Первое, что я запомнил в зимнем Ленинграде 1980 года, были шикарные сталинки в Автово, импортная «Пепси-кола» и знаменитые ленинградские молочные сосиски, которые долгое время были моим излюбленным блюдом. Год спустя я был затянут в ученическую форму с белым поясом из искусственной кожи и засажен за науки. Не припомню, чтобы я прилагал сколько-нибудь значительные усилия к учебе. Все предметы делились для меня на две части: те, которые давались мне легко – история, география и биология – на которые я не тратил много времени, и, как выражалась мама, «пасынки», которые мне вовсе не давались – физика и математика – хоть сиди за уроками круглые сутки. Как сейчас вижу себя в школьной форме цвета морокой волны с пионерским галстуком и фуражкой с гербом Ленинграда, ни свет, ни заря преодолевающего короткое расстояние до серо-кирпичной трехэтажной школы. В школьные годы проявился мой организаторский талант: я входил в пионерский, а затем комсомольский актив класса и школы, был политинформатором и в своих обзорах бичевал троцкизм, ревизионизм, коминтерновщину, диссидентство, сионизм, пацифизм и прочие враждебные Советской Власти доктрины, участвовал в выпуске стенгазеты, исторических олимпиадах и биологических викторинах. Не умеющий по самой своей натуре скучать, я всегда был душой любой компании, в которую попадал, и всегда привык играть роль первой скрипки, хотя и не был явным лидером.

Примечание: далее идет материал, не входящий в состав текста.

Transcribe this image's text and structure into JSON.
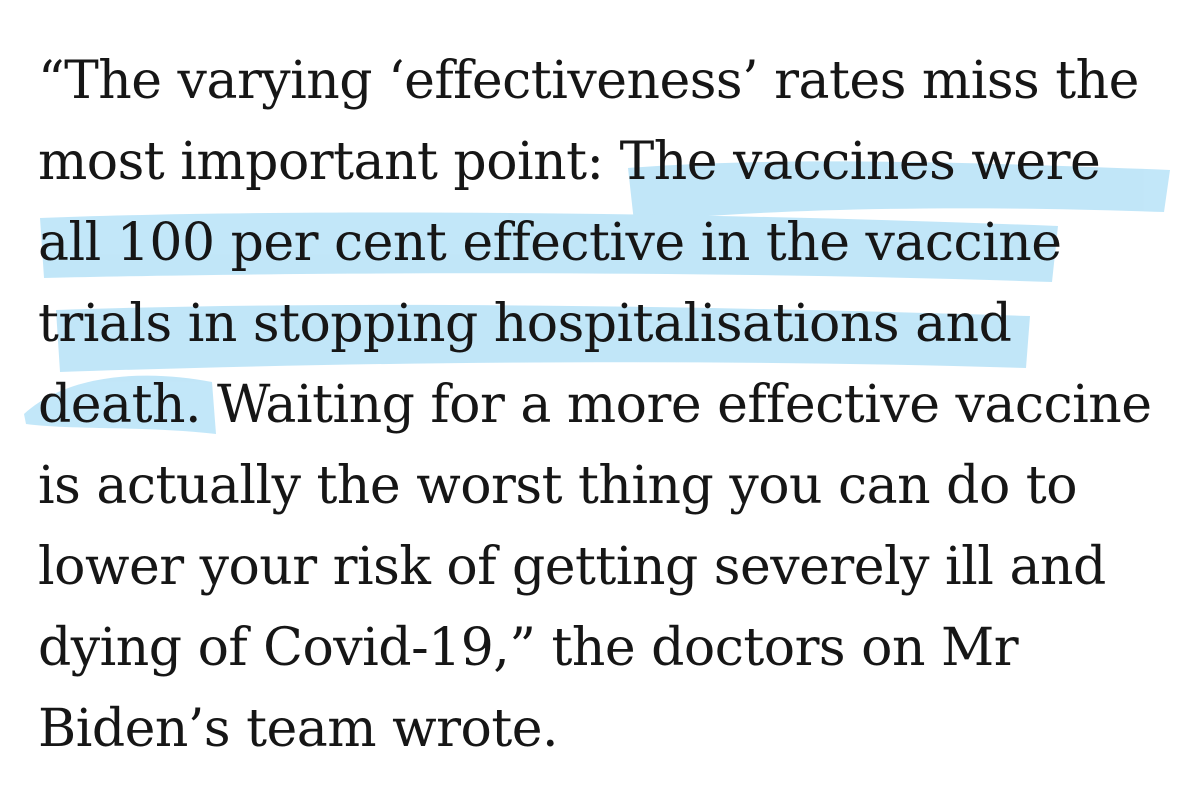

В школе я, как учительский сын, был на особом счету, и все преподаватели не упускали случая поздравить мою маму с моими успехами или пожаловаться на мои проступки (помню, мама однажды поинтересовалась моим поведением у своей подруги и коллеги, преподававшей у нас биологию, но та ответила: «Нет, ты приди ко мне, как к преподавателю!») Мировоззрение наше эдак в классе пятом-шестом было незатейливо: мы верили в незыблемость существующего строя, всех иностранцев, за исключением немцев, считали варварами, и в мыслях чаще блуждали по кратерам иных миров, чем по земным улицам (освоение Солнечной системы казалось нам вопросом короткого времени). Первые сомнения стали появляться ближе к старшим классам: мы втихаря слушали по радио западные голоса, пели белогвардейские песни, я гордился своим дворянским происхождением. Когда мне было четырнадцать лет, я задумал создать политическую партию революционно-романтического направления. Сказано – сделано: мы пошили буденовки с голубыми свастиками, как у фадеевских героев, наделали партбилетов и стали печатать на гектографе во Дворце пионеров, где учился один из нас, листовки, которые рассовывали по почтовым ящикам мирных обывателей. Впрочем, все это было в духе эпохи с ее лейденшафтом в первые годы правления Архипова, когда у Казанского собора происходили потасовки активистов Демсоюза и «Памяти» с «рабочими дружинами» «Коммунистического единства», а журналы превратились в баррикады, самими непримиримыми из которых были космополитический «Огонек» и «черносотенная» «Русь Советская», который одно время выписывал я. В октябре 1989 года наша «партия» – Ударная Бригада Национал-Революционного Наступления – была раскрыта, и все мы пятеро получили выговоры с занесением в личное дело за «провокационный экстремизм» (мы в своей «программе» требовали суровых мер против бюрократов и спекулянтов), что, правда, ничуть не помешало нам продолжить свою комсомольскою карьеру, а наша директриса (ну вылитый Брежнев в женском роде!) стала обращаться ко мне на «вы».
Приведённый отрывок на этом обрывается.